Il primo a varcare la scena è, presumibilmente, un malato di mente. Manfredini biascica le parole e trascina i piedi. Colloquia talvolta col pubblico, talvolta con ‘la mamma’.
La scarsa mobilità di parola e movimento rispecchiano quella che viene descritta come una vita mai vissuta, solo subita, senza coraggio, senza motivazioni vere e profonde. Tuttavia il personaggio non evoca rabbia ma pietà, anche e soprattutto perché non si vede una via d’uscita alla sua situazione. Ingabbiato prima dalla propria mente e poi in un istituto di cura, non fa altro che continuare a vegetare dentro a giorni senza colore, scipiti come la pietanza che si appresta a consumare (cui deve appunto aggiungere il sale), o come l’acqua che beve (che dev’essere tonificata da una bustina di vitamine).

Il secondo personaggio, ispirato al transessuale Elvira del cineasta tedesco Fassbinder, è un uomo che ha deciso di non essere più tale. Manfredini, con parrucca, abitino di maglia e tacchi, in questo monologo non altera più di tanto la sua voce, che rimane neutra per rivolgersi sia ad un fantomatico uomo che l’ha lasciato sia, ancora, a ‘la mamma’.
Di nuovo una storia di solitudine, di amore cercato affannosamente, anche a costo di essere privato, in questo caso, della sua mascolinità, e tuttavia ripagato con incomprensioni, silenzi, umiliazioni. Arrivato al capolinea dell’umana sopportazione, il protagonista si siederà e, con calma, ingollerà pasticche alternate a sorsi di alcool, pronunciando l’estrema sentenza: “Non è vero che il suicida detesta la vita. Solo… non ne sopporta certe situazioni”.

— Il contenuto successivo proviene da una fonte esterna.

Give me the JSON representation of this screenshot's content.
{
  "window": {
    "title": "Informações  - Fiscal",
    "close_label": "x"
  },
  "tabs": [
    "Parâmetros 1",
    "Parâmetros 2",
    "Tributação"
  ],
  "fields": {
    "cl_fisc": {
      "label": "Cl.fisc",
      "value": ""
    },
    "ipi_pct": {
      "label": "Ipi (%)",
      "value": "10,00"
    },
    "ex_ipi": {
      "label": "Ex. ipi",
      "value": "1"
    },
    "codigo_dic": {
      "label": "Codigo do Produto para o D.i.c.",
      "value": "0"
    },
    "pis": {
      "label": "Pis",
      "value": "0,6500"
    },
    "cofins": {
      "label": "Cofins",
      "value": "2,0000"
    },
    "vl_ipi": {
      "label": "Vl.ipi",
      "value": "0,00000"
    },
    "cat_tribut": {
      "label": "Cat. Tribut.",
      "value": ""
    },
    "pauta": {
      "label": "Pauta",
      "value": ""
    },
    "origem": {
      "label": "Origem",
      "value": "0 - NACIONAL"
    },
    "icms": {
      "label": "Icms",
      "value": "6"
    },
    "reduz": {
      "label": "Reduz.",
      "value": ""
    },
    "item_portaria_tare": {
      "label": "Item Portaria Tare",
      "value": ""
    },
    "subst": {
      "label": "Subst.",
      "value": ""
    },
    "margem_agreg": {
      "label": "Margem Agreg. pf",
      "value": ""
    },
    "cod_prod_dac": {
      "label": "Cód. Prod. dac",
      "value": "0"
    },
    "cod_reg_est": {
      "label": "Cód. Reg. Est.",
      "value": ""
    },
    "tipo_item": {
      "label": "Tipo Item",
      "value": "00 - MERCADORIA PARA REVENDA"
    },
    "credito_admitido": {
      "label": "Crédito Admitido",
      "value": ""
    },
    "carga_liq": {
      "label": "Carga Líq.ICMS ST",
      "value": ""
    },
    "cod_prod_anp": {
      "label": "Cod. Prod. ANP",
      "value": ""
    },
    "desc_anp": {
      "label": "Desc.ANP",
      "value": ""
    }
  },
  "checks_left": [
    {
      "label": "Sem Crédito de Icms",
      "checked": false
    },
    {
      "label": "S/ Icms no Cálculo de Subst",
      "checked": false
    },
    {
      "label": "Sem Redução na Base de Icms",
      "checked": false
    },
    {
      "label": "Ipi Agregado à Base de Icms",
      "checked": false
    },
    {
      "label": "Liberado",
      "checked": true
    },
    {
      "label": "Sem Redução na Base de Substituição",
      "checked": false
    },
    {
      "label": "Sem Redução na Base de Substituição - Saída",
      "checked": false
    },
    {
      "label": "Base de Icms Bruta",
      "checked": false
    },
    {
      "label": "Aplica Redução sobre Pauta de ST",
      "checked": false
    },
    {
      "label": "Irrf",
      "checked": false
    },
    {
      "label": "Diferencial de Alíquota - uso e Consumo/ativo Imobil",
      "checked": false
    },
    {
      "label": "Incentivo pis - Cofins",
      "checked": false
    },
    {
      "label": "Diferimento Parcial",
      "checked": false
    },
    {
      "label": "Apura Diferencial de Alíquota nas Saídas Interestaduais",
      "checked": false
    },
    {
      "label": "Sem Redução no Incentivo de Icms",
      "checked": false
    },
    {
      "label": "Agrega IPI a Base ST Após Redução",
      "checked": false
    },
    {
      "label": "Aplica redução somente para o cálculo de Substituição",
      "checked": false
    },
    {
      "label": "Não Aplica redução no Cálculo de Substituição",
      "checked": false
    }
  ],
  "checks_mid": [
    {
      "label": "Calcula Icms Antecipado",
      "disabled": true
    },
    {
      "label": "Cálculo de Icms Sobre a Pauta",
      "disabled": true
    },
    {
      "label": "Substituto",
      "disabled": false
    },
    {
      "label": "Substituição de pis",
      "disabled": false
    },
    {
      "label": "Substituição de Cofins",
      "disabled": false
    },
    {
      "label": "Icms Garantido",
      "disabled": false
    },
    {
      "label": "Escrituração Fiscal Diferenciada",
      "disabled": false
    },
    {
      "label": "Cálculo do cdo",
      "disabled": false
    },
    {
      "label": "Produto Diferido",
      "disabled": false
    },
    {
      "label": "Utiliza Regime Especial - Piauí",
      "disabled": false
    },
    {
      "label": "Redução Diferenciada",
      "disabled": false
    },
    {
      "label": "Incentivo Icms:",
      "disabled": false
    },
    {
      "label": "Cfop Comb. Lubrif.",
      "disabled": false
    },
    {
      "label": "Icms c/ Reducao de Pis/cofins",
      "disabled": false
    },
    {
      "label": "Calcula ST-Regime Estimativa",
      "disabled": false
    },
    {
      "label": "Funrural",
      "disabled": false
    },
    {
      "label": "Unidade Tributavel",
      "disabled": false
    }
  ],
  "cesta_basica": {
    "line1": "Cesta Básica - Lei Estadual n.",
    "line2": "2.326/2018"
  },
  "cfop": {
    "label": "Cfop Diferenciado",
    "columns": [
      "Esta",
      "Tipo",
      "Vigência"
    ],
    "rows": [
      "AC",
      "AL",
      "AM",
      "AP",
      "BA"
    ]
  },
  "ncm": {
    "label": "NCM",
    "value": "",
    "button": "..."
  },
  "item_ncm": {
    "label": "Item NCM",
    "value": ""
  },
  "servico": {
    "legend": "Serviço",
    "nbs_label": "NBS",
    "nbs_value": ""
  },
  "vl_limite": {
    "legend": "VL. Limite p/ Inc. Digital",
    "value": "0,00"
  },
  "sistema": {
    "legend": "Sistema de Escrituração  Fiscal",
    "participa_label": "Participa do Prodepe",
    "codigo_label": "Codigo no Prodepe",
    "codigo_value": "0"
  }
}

Introdotto da parecchi minuti di ballo ritmato ed energico su musiche di Bach, il terzo personaggio vede un Manfredini trasformato in un uomo dal forte accento straniero. Quest’ultimo studio, ispirato ad un personaggio del drammaturgo francese Koltès, fotografa un extracomunitario alle prese con una grande città europea. È uno spirito ribelle, che ce l’ha con tutto e con tutti. A differenza delle figure che l’hanno preceduto, sembra estremamente desideroso di uscire dall’impasse in cui, suo malgrado, si ritrova; tuttavia nemmeno lui riuscirà nell’intento. Per lui, solo rabbia, pioggia e il ritmo martellante degli arti e della voce per sfogare la sua fatica di vivere.

Tra palcoscenico e spettatori due corde, incrociate a forma di X, sembrano indicare che quanto viene rappresentato servirà unicamente a parlare di vite negate, malvissute. Esistenze crocifisse a un destino crudele su cui Qualcuno ha già scritto, dall’inizio, la parola  “DELETE”.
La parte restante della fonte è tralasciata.